FUNGSI ANGGARAN DPRD KABUPATEN
Dewan Perwakilan Rakyat Daerah yang disingkat DPRD adalah lembaga legislatif yang memilki kedudukan setara dengan kepala daerah, memiliki tiga fungsi utama yaitu : fungsi penganggaran, fungsi legislasi, dan fungsi pengawasan. dalam hal penganggaran, lembaga legislatif ini memiliki kewenangan untuk membahas dan menetapkan anggaran bersama-sama dengan kepala daerah, sementara didalam fungsi legislasi, DPRD memiliki kewenangan untuk membahas dan menetapkan Peraturan Daerah bersama-sama dengan Kepala Daerah. dan terakhir didalam fungsi pengawasan DPRD memiliki Kewenangan untuk melakukan pengawasan kepada setiap kinerja yang dilakukan oleh Kepala Daerah. ketiga fungsi tersebut pada hakekatnya merupakan satu kesatuan yang harus difahami secara menyeluruh oleh setiap anggota DPRD, pemahaman terhadap ketiga fungsi itu merupakan sebuah keniscayaan bagi anggota DPRD apabila menginginkan sebuah tatanan pemerintahan daerah yang baik.
dan pada tulisan ini kami akan mencoba untuk menguraikan salah satu fungsi DPRD yaitu : fungsi Anggaran.
Dalam sebuah Pemerintahan Daerah dimana dengan berlakunya otonomi daerah, maka setiap daerah diberikan kewenangan untuk mengatur rumah tangganya sendiri sesuai dengan kearifan lokal yang dimiliki oleh daerah dimana pemerintah pusat hanya memberikan rambu-rambu yang tidak boleh dilanggar didalam melaksanakan tata kelola pemerintahan daerah demi terwujudnya masyarakat yang adil dan sejahtera sesuai dengan amanat Undang-Undang Dasar Negara Republik Indonesia.
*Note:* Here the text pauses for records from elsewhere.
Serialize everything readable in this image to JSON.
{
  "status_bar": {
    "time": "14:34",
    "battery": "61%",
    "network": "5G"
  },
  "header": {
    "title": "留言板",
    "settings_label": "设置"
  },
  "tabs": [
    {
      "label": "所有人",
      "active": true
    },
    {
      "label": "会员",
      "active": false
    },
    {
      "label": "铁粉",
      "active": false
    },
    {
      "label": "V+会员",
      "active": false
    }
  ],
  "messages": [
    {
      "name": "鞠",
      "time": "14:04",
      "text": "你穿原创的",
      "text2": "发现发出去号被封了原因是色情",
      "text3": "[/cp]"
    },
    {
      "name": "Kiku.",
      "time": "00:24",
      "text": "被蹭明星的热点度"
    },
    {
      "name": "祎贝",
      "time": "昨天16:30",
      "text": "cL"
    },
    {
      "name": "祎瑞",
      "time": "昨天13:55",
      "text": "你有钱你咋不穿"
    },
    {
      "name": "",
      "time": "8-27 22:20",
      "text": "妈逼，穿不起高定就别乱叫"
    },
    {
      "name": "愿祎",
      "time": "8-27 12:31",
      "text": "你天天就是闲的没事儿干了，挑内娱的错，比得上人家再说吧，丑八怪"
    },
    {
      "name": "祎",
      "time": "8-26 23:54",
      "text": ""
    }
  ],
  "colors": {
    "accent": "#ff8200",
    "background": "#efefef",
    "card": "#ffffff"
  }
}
Pemerintah Daerah didalam melaksanakan pembangunan baik fisik maupun non fisik selalu dihadapkan pada kendala yang klasik yaitu kurangnya anggaran, terutama di daerah-daerah miskin, anggaran sebagai instrumen penting didalam melaksanakan setiap pembangunan. tanpa adanya anggaran maka mustahil sebuah pembangunan dapat berjalan.
bagi negara berkembang atau boleh dikatakan sebagai negara terbelakang, pembangunan tentunya harus dilakukan disegala bidang. membangun tentunya bertujuan membuat menjadi lebih baik dan bukan sebaliknya. dengan terlaksananya pembangunan diharapkan masyarakat akan lebih sejahtera. untuk mencapai tujuan tersebut, tentunya memerlukan sebuah perencanaan yang baik, perencanaan pembangunan yang baik adalah perencanaan partisifatif yang melibatkan berbagai lapisan masyarakat.